September 11 Digital Archive

story10622.xml

Title

story10622.xml

Source

born-digital

Media Type

story

Created by Author

yes

Described by Author

no

Date Entered

2004-05-26

911DA Story: Story

I worked in a building that had a corner kitchen that faced Manhattan. At the time, the twin towers were the only part of the city that we could see from our office. I was sitting at my desk when my co-worker in the cubicle behind mine said "Oh my God, a plane just hit the World Trade Center." He was reading on CNN.com. He came to my cubicle and we looked and read the article together, this was at 8:50. At that moment, my mother called from California (as I am a native Californian.) She was exercising and watching tv before going to work and called to tell me what was going on. She wanted to know where my husband was and if any of my husband's family worked in the buildings. I said I didn't know and I needed to call my husband. I would call her back...........I was about one month pregnant at the time and emotional enough, I just started crying while trying to visualize and conceptualize what was going on in that building. No one knew at that time what kind of plane hit. I saw my supervisor and I said, A plane hit the WTC, and he thought I was joking. We all went back to the kitchen and watched the building burning, already a trail of smoke heading out to the Atlantic.

I couldn't reach my husband, about that time is when all of the phone lines started to jam. He was going to Jersey and sometimes he would go around the tip of Manhattan to the Holland tunnel -- which made me nervous. At my desk, my mom gets through and is crying and says another plane hit. At that time I hear people in the office screaming that they saw the explosion. About 10 minutes later, they excused all of us. Those of us that lived in the city, myself included, were lucky to leave when we did, as the city limits were closed off about 1/2 hour later and I would have been stranded on Long Island for three days.

My husband was ok, his family was ok, and anyone we knew personally was ok. My supervisor's uncle was FDNY and was killed and several friends and other relatives of our friends were also killed.

The events I remember so clearly were the smells that drifted into our apartment in the following days, being locked in our house for several days, the absence of air traffic (we lived very close to La Guardia), the sounds of sirens, and funeral processions.
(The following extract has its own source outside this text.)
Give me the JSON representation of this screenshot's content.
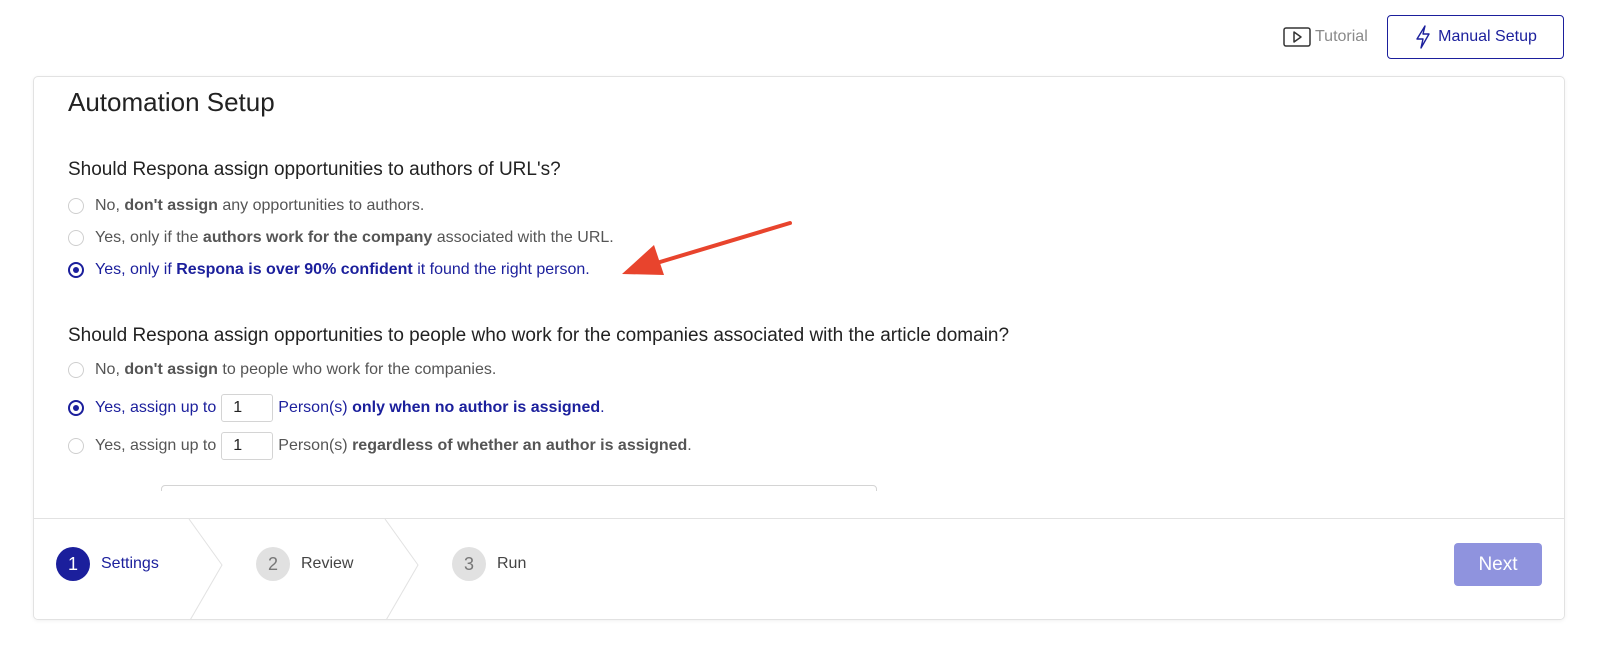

Guillani was at a funeral by my house for one of the fire chiefs and all surrounding intersections were blocked off - these little things just kept pounding into our head how our everday lives were affected. I felt so helpless sitting in my apartment watching supporters, candlelight vigils in Manhattan and we couldn't be there - the center of the world's eye and it was only 6 miles away (we lived in Queens.)

I could make phone calls in and around NYC and the general east coast but it was difficult for my mom to call me from the west coast. Several of her co-workers had children working in Manhattan that her friends could not get a hold of so she would ask me to call these people and check on them. I was calling people I didn't know, really just checking to see if they were alive. I called one girl that normally worked on the 98th floor of the WTC. She luckily was late that day.

When my husband and I moved to California to be closer to my family the following January, I thanked God that I was there that day. What an experience to see, smell, and hear what I heard. A moment in time I reflect on often, sometimes daily, those people I shared the office with will be in my hearts forever and that city will be the most wonderful place in my memory.